What code is actually returned by krb5_set_password() in this scenario?  KRB5_KPASSWD_AUTHERROR isn't a com_err code, and should only be communicated to the caller via *result_code.

Show quoted text
> I can think of multiple ways how to solve it:

I'll have to think on this.  Abandoning UDP for the kpasswd client is attractively simple.  But I don't know if we can safely assume that there are no deployments which admit only UDP kpasswd.  Also, we'd still ideally want to prevent sendto_kdc from trying TCP requests to multiple servers in parallel for kpasswd requests.  (There's an argument for applying this pratice to all kinds of requests, but in rare cases a KDC will ignore a Kerberos request in order to make the client use a different KDC.  So we'd want to resume trying other KDCs if we see the TCP connection closed with no reply.  That starts to be complicated.)

Once we do fall back to UDP, we're in a bad situation, because there's no way to recover from a lost UDP reply (ignoring AP_ERR_REPEAT will just lead to a timeout).  This specific scenario can be mitigated by giving up on TCP once we fall back to UDP, but not every scenario.
 
After some thought, I think a reasonable strategy is to try TCP only, and after that completely fails, try UDP only.  This will have terrible performance if TCP/464 is blackholed, but it will at least work.

I can see two basic implementation directions: we could define a new k5_transport_strategy and handle this within k5_sendto(), or we could make two separate calls to k5_sendto().  The latter option still requires an adjustment to the internal k5_locate/k5_sendto APIs since we can't currently ask for UDP only.

This plan does not rule out potential TCP-only races involving multiple admin servers, but I think we can defer worrying about that until it becomes a real issue.
Subject: git commit
From: ghudson@mit.edu

Try harder to avoid password change replay errors

Commit d7b3018d338fc9c989c3fa17505870f23c3759a8 (ticket 7905) changed
change_set_password() to prefer TCP. However, because UDP_LAST falls
back to UDP after one second, we can still get a replay error due to a
dropped packet, before the TCP layer has a chance to retry.

Instead, try k5_sendto() with NO_UDP, and only fall back to UDP after
TCP fails completely without reaching a server. In sendto_kdc.c,
implement an ONLY_UDP transport strategy to allow the UDP fallback.
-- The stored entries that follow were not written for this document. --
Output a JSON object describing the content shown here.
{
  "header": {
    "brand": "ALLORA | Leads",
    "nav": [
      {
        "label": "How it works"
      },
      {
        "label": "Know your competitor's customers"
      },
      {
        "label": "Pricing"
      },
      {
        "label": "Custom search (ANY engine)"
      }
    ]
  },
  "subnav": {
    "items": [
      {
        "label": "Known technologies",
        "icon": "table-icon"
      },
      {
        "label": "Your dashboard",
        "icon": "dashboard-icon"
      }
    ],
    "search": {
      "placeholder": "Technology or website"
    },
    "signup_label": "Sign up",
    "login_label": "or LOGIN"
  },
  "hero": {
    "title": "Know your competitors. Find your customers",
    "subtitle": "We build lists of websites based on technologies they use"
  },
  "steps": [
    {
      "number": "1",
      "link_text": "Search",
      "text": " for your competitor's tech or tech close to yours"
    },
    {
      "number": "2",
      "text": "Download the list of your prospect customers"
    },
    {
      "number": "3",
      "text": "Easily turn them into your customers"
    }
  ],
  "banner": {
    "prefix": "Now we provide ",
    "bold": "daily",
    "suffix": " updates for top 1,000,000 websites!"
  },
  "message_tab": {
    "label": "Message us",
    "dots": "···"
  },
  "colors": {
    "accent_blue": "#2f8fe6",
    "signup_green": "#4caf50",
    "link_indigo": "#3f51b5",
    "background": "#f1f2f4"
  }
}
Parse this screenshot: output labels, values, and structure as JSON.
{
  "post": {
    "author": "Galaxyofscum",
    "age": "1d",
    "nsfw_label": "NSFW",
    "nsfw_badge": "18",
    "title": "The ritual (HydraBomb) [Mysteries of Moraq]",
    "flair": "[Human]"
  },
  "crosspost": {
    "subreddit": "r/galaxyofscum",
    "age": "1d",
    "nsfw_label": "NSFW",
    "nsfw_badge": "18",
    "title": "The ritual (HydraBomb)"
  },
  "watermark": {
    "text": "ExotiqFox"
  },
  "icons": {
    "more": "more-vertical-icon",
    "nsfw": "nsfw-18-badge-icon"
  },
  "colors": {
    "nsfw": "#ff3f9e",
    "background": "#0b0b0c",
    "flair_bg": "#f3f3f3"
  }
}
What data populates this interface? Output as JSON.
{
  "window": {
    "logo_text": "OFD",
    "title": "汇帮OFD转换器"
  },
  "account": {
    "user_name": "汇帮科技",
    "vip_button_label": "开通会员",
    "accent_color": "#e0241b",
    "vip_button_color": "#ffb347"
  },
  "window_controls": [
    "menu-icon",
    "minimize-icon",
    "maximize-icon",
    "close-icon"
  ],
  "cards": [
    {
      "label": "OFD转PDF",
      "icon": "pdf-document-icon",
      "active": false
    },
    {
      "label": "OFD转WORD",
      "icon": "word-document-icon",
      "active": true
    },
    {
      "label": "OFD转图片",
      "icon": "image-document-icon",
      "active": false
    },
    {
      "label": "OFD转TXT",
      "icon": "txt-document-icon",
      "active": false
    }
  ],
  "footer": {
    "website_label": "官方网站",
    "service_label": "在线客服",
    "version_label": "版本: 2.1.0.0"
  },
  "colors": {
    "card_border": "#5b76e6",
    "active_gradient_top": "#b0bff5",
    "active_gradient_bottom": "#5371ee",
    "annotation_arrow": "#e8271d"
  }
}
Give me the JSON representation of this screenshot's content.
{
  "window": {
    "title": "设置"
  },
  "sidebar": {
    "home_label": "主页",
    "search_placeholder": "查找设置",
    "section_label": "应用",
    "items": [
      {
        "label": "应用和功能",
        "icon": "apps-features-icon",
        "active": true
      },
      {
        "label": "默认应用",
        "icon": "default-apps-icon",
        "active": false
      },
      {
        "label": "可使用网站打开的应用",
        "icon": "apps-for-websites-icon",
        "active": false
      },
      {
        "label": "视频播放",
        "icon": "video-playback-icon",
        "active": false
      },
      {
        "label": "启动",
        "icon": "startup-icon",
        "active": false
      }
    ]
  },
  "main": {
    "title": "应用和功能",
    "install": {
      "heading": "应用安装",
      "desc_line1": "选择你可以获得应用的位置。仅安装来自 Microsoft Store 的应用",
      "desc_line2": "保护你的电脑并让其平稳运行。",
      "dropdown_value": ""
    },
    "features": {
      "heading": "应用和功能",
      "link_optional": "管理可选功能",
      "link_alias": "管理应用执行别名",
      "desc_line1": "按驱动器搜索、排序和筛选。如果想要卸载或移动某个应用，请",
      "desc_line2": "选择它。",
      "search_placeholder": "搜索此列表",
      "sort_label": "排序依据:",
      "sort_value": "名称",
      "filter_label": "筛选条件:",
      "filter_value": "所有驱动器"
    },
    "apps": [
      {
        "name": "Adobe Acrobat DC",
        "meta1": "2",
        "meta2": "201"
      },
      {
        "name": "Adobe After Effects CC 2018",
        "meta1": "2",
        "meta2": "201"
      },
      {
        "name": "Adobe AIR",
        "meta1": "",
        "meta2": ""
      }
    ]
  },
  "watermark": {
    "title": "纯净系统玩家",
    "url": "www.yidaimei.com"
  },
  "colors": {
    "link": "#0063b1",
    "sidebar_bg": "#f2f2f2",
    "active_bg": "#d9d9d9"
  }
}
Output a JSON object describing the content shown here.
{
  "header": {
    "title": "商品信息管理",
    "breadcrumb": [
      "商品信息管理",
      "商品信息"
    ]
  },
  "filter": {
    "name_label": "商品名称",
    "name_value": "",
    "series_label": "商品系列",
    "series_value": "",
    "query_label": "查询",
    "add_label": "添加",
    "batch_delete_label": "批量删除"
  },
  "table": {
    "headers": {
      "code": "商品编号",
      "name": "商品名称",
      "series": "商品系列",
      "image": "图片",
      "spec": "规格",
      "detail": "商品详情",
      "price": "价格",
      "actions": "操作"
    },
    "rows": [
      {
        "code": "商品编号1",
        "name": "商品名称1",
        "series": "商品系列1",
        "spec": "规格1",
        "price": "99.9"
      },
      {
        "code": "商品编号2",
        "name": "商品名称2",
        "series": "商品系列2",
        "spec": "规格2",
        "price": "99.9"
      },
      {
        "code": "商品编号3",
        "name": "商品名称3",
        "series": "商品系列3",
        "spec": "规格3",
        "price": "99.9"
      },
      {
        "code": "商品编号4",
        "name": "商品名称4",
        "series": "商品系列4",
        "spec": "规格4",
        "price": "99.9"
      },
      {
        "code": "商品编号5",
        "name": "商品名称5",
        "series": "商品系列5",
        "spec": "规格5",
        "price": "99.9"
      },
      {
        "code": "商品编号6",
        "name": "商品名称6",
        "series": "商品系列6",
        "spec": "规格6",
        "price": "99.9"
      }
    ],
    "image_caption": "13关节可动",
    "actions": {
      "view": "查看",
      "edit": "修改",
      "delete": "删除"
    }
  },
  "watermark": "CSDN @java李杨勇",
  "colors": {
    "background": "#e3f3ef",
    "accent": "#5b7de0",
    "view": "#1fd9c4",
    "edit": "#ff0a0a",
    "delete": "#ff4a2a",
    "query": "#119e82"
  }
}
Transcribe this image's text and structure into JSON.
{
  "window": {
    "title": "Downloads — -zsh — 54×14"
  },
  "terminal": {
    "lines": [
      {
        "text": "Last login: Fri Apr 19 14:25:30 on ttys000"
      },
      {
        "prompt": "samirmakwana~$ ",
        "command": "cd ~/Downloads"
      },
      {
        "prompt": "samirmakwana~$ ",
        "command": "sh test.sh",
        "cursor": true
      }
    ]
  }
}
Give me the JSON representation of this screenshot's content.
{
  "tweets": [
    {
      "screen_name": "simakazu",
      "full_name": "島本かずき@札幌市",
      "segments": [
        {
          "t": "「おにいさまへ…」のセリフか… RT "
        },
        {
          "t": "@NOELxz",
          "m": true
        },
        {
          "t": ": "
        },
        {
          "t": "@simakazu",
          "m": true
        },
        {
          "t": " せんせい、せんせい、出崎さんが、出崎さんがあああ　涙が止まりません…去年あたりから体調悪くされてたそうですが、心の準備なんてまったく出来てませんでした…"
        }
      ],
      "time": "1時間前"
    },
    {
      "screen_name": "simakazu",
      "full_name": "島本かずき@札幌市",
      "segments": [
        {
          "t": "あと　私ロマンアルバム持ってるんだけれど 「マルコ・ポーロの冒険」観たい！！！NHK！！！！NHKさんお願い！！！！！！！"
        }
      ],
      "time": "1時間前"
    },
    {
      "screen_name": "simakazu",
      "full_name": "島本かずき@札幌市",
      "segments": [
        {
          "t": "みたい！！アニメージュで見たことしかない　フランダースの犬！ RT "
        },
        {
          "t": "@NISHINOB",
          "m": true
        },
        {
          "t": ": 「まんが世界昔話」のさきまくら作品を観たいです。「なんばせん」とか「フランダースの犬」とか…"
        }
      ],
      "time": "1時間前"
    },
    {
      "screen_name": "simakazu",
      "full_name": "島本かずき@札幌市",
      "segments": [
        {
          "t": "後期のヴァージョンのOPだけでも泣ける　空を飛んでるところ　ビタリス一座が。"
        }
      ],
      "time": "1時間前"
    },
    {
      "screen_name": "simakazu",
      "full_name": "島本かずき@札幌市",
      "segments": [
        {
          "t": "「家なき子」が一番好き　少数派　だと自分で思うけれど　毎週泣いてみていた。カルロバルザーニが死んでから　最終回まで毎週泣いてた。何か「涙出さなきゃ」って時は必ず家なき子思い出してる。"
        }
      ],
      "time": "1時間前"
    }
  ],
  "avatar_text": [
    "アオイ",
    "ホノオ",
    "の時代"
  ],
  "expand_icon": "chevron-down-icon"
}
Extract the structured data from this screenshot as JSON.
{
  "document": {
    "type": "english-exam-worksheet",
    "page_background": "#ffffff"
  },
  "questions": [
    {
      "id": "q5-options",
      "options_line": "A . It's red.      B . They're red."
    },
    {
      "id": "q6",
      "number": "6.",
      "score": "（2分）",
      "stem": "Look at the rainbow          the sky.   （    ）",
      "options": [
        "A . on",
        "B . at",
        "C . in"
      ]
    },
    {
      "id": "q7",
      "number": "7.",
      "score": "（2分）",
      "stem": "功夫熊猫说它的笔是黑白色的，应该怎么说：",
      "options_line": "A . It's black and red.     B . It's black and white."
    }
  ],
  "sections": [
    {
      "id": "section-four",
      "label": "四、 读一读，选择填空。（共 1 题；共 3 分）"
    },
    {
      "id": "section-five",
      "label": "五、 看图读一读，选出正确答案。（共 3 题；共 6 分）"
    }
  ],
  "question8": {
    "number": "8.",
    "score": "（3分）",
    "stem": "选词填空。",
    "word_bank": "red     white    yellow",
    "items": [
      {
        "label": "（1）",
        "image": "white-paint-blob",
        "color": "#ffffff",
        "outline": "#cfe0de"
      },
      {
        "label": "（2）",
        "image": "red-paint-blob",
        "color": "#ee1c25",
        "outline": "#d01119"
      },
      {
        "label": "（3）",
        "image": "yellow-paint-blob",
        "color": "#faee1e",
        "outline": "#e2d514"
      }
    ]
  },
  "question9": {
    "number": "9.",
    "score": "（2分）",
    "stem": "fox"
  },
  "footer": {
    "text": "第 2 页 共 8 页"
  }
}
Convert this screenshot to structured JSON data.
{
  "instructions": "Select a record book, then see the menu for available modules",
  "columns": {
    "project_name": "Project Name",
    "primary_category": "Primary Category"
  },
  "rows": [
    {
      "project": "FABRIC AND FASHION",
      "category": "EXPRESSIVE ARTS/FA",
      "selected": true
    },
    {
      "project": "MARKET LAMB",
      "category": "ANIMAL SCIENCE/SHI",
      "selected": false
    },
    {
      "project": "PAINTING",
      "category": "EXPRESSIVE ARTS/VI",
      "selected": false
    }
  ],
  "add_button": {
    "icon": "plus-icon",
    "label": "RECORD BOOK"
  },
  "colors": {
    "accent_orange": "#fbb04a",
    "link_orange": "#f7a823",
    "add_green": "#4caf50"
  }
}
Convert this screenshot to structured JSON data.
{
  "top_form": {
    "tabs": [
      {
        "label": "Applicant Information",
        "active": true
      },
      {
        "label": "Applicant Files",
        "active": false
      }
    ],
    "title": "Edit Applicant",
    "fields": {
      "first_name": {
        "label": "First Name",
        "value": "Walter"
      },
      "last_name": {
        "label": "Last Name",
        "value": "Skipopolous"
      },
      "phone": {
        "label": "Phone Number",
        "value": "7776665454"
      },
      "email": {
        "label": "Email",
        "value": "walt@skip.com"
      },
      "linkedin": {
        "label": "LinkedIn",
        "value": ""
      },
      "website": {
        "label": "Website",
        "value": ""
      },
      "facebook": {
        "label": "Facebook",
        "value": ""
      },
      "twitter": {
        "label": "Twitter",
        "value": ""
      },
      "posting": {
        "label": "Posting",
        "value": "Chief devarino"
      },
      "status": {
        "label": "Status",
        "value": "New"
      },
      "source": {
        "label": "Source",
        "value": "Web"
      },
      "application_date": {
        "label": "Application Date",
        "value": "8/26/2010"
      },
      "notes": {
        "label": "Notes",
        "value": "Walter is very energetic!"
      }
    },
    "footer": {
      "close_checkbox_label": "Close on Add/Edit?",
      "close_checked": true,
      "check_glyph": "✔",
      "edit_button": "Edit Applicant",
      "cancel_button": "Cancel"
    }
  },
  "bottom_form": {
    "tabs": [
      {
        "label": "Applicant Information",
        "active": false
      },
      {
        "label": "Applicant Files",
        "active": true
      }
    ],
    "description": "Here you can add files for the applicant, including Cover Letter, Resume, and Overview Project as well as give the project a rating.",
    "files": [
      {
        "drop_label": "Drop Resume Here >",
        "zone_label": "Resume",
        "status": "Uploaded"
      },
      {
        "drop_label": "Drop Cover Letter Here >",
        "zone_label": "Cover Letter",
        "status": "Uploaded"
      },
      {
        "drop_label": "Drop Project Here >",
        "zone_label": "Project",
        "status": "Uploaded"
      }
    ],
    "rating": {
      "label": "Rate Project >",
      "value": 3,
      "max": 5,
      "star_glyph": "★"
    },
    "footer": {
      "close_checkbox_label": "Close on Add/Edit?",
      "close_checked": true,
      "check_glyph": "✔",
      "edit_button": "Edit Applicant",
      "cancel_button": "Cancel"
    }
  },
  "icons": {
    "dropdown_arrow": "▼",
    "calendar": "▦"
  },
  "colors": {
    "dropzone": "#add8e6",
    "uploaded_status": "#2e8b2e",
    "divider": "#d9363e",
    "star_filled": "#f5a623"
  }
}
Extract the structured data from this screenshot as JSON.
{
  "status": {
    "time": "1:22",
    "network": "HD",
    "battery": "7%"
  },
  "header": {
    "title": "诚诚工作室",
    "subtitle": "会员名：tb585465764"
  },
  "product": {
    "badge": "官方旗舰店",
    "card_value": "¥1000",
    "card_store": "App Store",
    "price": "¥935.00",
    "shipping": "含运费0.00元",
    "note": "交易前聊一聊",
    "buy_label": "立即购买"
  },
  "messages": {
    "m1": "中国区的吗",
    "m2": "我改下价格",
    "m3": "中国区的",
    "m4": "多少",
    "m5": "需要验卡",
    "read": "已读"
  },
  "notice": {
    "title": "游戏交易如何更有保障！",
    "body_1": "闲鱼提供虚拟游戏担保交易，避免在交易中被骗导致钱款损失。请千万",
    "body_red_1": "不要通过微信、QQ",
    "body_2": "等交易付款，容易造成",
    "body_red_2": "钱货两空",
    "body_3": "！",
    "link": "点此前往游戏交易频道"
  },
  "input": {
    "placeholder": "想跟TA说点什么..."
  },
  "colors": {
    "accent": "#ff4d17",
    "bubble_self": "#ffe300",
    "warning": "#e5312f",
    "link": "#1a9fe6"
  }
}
https://github.com/krb5/krb5/commit/6297788e24cefa8f3fdd36f514e2e6569fa7b34a
Author: Greg Hudson <ghudson@mit.edu>
Commit: 6297788e24cefa8f3fdd36f514e2e6569fa7b34a
Branch: master
src/lib/krb5/os/changepw.c | 9 ++++++++-
src/lib/krb5/os/os-proto.h | 1 +
src/lib/krb5/os/sendto_kdc.c | 12 ++++++++----
3 files changed, 17 insertions(+), 5 deletions(-)